Here's what actually works — based on how memory and learning function, not just what feels productive.
What doesn't work as well as it feels like it should
Two of the most common study strategies — re-reading notes and highlighting — feel productive but produce weak long-term retention. They create familiarity, which your brain mistakes for knowledge. The test of real learning is whether you can recall and use something without looking at it.
What does work
1. Retrieval practice
Instead of re-reading, close your notes and try to recall what you know. Write it out, say it out loud, draw a diagram from memory. The act of retrieving information — even imperfectly — strengthens the memory far more than reading it again.
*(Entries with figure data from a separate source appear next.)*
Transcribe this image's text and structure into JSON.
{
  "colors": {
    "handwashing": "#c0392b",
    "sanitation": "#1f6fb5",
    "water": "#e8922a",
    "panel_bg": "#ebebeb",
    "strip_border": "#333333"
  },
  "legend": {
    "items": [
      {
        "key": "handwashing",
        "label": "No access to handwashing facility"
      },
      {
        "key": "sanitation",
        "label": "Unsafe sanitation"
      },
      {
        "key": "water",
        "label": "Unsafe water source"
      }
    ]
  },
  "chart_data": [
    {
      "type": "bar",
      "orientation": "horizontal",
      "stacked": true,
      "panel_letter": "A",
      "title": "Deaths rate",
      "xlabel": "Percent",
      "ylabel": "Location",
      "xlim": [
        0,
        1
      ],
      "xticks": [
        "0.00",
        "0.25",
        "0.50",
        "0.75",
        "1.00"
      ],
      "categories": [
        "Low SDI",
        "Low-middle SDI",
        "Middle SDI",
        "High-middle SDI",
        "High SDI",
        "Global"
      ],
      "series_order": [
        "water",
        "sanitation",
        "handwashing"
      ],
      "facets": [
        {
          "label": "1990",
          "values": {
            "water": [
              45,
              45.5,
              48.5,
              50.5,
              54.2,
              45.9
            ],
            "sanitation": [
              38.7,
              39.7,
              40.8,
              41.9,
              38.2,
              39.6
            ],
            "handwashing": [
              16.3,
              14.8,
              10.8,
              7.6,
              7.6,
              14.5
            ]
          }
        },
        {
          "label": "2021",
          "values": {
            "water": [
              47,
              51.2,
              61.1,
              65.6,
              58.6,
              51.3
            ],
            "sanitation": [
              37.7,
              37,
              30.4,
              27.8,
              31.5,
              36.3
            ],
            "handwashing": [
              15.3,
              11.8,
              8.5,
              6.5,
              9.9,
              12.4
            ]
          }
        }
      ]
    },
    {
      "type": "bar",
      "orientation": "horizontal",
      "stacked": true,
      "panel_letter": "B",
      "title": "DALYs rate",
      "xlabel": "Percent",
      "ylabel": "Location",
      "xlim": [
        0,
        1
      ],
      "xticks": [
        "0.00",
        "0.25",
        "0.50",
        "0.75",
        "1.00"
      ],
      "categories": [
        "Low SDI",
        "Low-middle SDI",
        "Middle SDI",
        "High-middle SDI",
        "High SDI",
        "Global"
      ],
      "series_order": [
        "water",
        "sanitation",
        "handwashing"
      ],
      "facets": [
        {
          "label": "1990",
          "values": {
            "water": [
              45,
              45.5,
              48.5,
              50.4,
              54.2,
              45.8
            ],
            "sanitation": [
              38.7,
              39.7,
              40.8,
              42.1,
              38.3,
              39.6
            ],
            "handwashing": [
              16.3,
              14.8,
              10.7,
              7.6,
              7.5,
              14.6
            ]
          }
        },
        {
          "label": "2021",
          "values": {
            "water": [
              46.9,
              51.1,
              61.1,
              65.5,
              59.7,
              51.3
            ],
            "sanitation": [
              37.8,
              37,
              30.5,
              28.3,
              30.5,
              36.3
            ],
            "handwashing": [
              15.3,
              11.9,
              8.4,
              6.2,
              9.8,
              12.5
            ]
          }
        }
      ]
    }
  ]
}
Flashcards, practice questions, and self-testing all use this principle. It's one of the most well-supported study techniques in cognitive science.
2. Spaced repetition
Studying the same material in sessions spread over time (rather than one long cramming session) produces significantly better retention. The spacing can be simple: review material the day after you first learn it, then three days later, then a week later. Each review takes less time than the last.
3. Interleaving
Rather than studying one topic until you've "finished" it, mix different topics or types of problems in a single session. This feels harder — and it is — but it improves your ability to distinguish between concepts and apply the right approach to new problems.
4. Elaborative interrogation
Ask yourself why things are true, not just what they are. When you read a concept, ask: why does this work this way? How does this connect to what I already know? What would be different if this weren't true? Making meaning is more memorable than storing facts.
5. The Feynman technique
Explain a concept as if you were teaching it to someone with no background knowledge. Where your explanation breaks down or gets vague, that's where your understanding actually has gaps. Then go back to those gaps and fill them.
Building a habit that actually sticks
The best study technique is the one you'll actually use consistently. A few things that help:
- Fixed times beat willpower. Studying at the same time each day removes the decision overhead. The habit starts automatically.
- Short and consistent beats long and rare. Forty-five focused minutes every day is more effective than one four-hour session a week.
- Remove friction from starting. Have your materials already set up. Know what you're working on before you sit down. The first five minutes are the hardest.
- End each session by writing down the next step. This makes the next session easier to start.
If your learning environment isn't working for you
Some students genuinely learn better in certain ways — more visually, more practically, with more breaks, with audio rather than text. If the standard format of your course isn't working well for how you learn, that's worth exploring with your tutor. Many institutions can offer adjustments, additional support, or alternative resources.
You're not obligated to force yourself into a learning shape that doesn't fit. Asking what's available is always reasonable.